By Nicole Harms | Updated Aug 30, 2022
When faced with a system of linear equations, the most reliable approach is to solve algebraically. This method removes the possibility of graphing errors and eliminates the need for graph paper, making it ideal for systems involving fractions or complex solutions.

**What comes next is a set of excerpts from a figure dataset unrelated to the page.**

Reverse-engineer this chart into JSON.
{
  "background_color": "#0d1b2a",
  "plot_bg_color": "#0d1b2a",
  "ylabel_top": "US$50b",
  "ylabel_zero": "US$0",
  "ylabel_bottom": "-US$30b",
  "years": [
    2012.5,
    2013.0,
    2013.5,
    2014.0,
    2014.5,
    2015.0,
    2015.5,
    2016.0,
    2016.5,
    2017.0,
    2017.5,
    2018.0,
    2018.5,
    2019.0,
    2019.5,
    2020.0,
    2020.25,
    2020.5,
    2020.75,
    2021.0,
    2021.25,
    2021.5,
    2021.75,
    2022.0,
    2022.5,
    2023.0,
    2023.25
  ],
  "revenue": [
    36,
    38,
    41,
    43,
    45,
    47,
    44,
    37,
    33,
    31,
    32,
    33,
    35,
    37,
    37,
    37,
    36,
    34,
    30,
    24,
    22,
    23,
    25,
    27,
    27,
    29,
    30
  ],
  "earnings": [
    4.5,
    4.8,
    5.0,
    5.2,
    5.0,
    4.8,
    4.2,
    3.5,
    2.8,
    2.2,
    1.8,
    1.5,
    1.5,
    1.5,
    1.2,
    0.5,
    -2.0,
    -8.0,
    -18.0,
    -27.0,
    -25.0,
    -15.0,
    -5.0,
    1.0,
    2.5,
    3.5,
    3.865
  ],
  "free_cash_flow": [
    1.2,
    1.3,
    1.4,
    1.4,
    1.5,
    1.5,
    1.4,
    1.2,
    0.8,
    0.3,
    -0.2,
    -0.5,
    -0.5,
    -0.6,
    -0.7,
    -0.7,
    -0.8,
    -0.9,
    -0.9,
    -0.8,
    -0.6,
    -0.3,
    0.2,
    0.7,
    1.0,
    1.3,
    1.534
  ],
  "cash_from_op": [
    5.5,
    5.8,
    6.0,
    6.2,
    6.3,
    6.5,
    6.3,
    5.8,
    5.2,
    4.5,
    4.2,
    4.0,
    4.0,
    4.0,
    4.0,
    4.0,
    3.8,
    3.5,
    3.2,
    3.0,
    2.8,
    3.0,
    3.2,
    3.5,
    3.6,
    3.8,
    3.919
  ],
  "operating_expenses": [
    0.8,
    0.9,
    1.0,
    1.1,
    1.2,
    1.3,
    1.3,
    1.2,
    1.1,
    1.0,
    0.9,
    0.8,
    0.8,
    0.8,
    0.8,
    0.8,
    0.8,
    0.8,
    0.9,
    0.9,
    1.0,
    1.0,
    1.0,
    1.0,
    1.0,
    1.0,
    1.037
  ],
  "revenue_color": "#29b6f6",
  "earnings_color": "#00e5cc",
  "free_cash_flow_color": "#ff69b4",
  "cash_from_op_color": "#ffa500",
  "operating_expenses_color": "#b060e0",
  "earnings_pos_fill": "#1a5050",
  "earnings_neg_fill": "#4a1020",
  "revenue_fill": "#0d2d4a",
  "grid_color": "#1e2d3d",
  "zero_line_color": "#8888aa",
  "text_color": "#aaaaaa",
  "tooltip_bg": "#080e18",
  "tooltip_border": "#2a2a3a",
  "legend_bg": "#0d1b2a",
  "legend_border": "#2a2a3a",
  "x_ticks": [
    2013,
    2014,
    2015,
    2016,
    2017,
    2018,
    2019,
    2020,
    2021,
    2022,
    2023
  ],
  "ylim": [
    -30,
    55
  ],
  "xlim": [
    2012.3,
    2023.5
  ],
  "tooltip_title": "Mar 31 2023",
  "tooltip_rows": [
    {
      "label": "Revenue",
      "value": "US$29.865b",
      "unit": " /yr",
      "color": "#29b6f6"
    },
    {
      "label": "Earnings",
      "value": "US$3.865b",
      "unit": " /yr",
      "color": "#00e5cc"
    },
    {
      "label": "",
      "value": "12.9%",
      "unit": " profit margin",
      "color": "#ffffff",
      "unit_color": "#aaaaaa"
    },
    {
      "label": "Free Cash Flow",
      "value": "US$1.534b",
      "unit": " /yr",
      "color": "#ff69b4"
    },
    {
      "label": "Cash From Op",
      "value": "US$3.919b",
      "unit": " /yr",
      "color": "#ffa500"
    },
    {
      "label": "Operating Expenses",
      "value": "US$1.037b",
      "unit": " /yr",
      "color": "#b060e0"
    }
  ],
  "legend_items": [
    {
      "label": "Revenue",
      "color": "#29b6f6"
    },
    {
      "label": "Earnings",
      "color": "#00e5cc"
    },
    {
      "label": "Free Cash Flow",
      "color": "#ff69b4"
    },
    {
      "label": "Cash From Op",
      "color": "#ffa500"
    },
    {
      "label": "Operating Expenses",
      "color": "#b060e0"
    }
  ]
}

Choose the equation that is easiest to isolate a variable. For the system
2x – 3y = –2
4x + y = 24
the second equation can be solved for y by subtracting 4x from both sides:
y = –4x + 24
Substitute this expression for y into the first equation:
2x – 3(–4x + 24) = –2
Expand and simplify:
2x + 12x – 72 = –2 → 14x – 72 = –2
Isolate x:
14x = 70 → x = 5
Insert x = 5 into one of the original equations, e.g., 4x + y = 24:
4(5) + y = 24
Solve for y:
20 + y = 24 → y = 4
State the solution as an ordered pair:
(5, 4)
Verify by plugging (5, 4) back into both equations. Both yield true statements, confirming the solution.
Select the simplest equation to isolate a variable. Substitute its value into the other equation, solve for the remaining variable, and verify the result. This substitution method is a straightforward, error‑free way to solve linear systems.
Always double‑check your answer to catch any arithmetic slip‑ups.